BioPhotonics Preview – January / February 2022
Optical filters and PCR tests
The ability to quickly diagnose disease and pathogens has never been more prevalent than it is today, as we navigate the global COVID-19 pandemic. One of the fastest growing diagnostic techniques involves the use of polymerase chain reaction (PCR) instruments to provide real-time qualitative and quantitative detection of nucleic acid sequences. Real-time quantitative PCR (qPCR) instruments require the most favorable signal-to-noise ratio possible, coupled with the highest sensitivity. This demand for high selectivity and sensitivity results in the need to optimize the wavelength-selective optical filters used to discriminate fluorescent emission signals from adjacent fluorochromatic channels and excitation light, providing more signal with less. background noise. This article will discuss PCR as a key photonic tool for disease diagnosis as well as the challenges encountered and addressed by optical filter components that enable its function, both technically and commercially.
MPM has struggled to gain traction in the clinical setting despite its proven ability to provide unique structural information from endogenous two-photon fluorescence (TPEF) and second harmonic generation (SHG) signals. UCI researchers are now reporting a major breakthrough with the demonstration of a Compact and Rapid Large Area Multiphoton Exoscope (FLAME) which is expected to facilitate the application of the technology in clinical settings. As lead author, Dr Mihaela Balu, explains: “Rapid non-invasive multiphoton imaging in vivo and ex vivo with molecular contrast and high spatial resolution could become an important tool to maximize diagnostic efficiency and guide therapy. in surgical procedures. We believe that the FLAME system represents a big step forward in overcoming the limitations of previous multiphoton microscopy platforms by dramatically increasing the speed and size of the scanned area without sacrificing spatial resolution in a very compact configuration.
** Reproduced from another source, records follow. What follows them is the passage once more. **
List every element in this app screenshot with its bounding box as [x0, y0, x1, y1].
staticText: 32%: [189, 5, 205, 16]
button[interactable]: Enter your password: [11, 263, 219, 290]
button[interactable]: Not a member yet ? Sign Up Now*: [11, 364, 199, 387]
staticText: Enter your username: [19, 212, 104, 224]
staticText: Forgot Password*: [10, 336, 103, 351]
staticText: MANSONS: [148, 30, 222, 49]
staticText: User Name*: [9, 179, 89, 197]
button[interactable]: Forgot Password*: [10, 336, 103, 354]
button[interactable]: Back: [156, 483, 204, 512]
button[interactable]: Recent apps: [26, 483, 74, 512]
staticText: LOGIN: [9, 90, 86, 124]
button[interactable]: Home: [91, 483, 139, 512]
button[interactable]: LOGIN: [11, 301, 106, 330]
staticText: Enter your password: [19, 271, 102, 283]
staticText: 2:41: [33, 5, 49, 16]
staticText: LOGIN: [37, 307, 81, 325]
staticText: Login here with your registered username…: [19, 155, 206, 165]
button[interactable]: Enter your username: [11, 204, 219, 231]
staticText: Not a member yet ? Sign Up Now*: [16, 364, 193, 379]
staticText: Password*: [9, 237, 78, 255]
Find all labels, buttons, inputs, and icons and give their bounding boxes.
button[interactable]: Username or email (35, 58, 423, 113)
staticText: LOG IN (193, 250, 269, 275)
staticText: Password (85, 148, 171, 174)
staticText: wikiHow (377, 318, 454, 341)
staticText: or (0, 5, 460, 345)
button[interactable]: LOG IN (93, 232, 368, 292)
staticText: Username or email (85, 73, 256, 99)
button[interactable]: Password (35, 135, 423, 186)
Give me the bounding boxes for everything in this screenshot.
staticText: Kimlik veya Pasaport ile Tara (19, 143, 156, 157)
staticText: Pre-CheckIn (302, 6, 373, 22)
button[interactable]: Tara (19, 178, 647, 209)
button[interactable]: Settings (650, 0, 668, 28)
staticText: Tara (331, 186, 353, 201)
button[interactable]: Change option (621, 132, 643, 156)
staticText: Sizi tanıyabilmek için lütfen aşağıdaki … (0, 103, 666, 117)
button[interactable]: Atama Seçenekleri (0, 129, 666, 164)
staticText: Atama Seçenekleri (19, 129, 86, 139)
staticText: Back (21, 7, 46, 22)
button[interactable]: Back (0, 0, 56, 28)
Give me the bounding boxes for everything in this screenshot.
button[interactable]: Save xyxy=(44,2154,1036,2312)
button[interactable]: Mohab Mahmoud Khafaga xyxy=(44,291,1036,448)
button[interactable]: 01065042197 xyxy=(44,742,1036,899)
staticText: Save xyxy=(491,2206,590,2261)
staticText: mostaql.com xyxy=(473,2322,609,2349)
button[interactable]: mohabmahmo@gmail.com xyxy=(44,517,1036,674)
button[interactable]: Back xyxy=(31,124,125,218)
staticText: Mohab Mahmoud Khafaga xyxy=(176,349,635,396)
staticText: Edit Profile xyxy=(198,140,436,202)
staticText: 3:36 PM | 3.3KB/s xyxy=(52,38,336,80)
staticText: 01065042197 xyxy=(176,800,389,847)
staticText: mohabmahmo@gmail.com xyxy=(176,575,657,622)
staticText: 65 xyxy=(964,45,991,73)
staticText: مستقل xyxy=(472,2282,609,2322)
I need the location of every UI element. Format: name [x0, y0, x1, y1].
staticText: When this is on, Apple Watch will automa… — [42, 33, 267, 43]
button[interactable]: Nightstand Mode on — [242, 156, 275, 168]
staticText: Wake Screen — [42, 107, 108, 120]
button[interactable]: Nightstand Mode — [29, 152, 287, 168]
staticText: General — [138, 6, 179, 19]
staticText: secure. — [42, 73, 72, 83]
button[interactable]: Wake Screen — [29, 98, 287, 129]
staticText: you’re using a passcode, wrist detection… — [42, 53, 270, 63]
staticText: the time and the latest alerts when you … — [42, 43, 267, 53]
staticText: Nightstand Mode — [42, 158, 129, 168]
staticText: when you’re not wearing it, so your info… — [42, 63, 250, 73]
Near infrared spectroscopy
Near infrared spectroscopy (NIR) occupies a distinct place at the frontier of life sciences. Despite the dominance of several fields of application in science and industry, certain limitations of this technique have prevailed. However, recent key advances in technology and methodology have paved the way for unleashing the potential of NIR spectroscopy in an array of new roles. The miniaturization of the instrumentation has enabled its use as an on-site, flexible and precise tool for quality control in natural medicine and food industries. The smartphone-actuated sensors can be easily used in remote locations for rapid on-site analysis, for example in direct field monitoring of medicinal plants. Basic research towards the theoretical simulation of NIR spectra has radically pushed the limits of the interpretability of spectral data. Combined with chemometrics and machine learning, optimizing the sensor suite to a specific application is easier than before. Current developments in multi-sensor designs based on data fusion have made it possible to integrate NIR spectroscopy with complementary techniques.
Hyperspectral and amyloid imaging camera
Alzheimer’s disease (AD) is one of the three trillion dollar diseases in the world, after cancer and diabetes. The number of people diagnosed with AD is expected to triple over the next 40 years. Until today, the diagnosis of AD has been made using expensive and invasive techniques such as brain scans and lumbar puncture, and the diagnosis is often made only at an advanced stage of the disease. , when patients already have memory loss. Therefore, there is a need for non-invasive and affordable diagnostic tests that can detect AD in the pre-symptomatic phase of the disease, when the chances of effective treatments are believed to be much higher. In a recent multidisciplinary study involving 39 patients, the potential of retinal imaging techniques for the diagnosis of Alzheimer’s disease was investigated. An easy-to-use hyperspectral snapshot camera – 16 spectral bands between 460 nm and 620 nm with a bandwidth of 10 nm – was used to quantify amyloid accumulation while optical coherence tomography was used to assess the thickness of the layer of retinal nerve fibers. Dedicated image preprocessing and machine learning have been instrumental in distinguishing between patients with Alzheimer’s disease and healthy subjects. The best results were obtained when hyperspectral and OCT data were combined. Within a few years, this new concept could lead to a rapid, user-friendly and affordable test for the diagnosis of Alzheimer’s disease.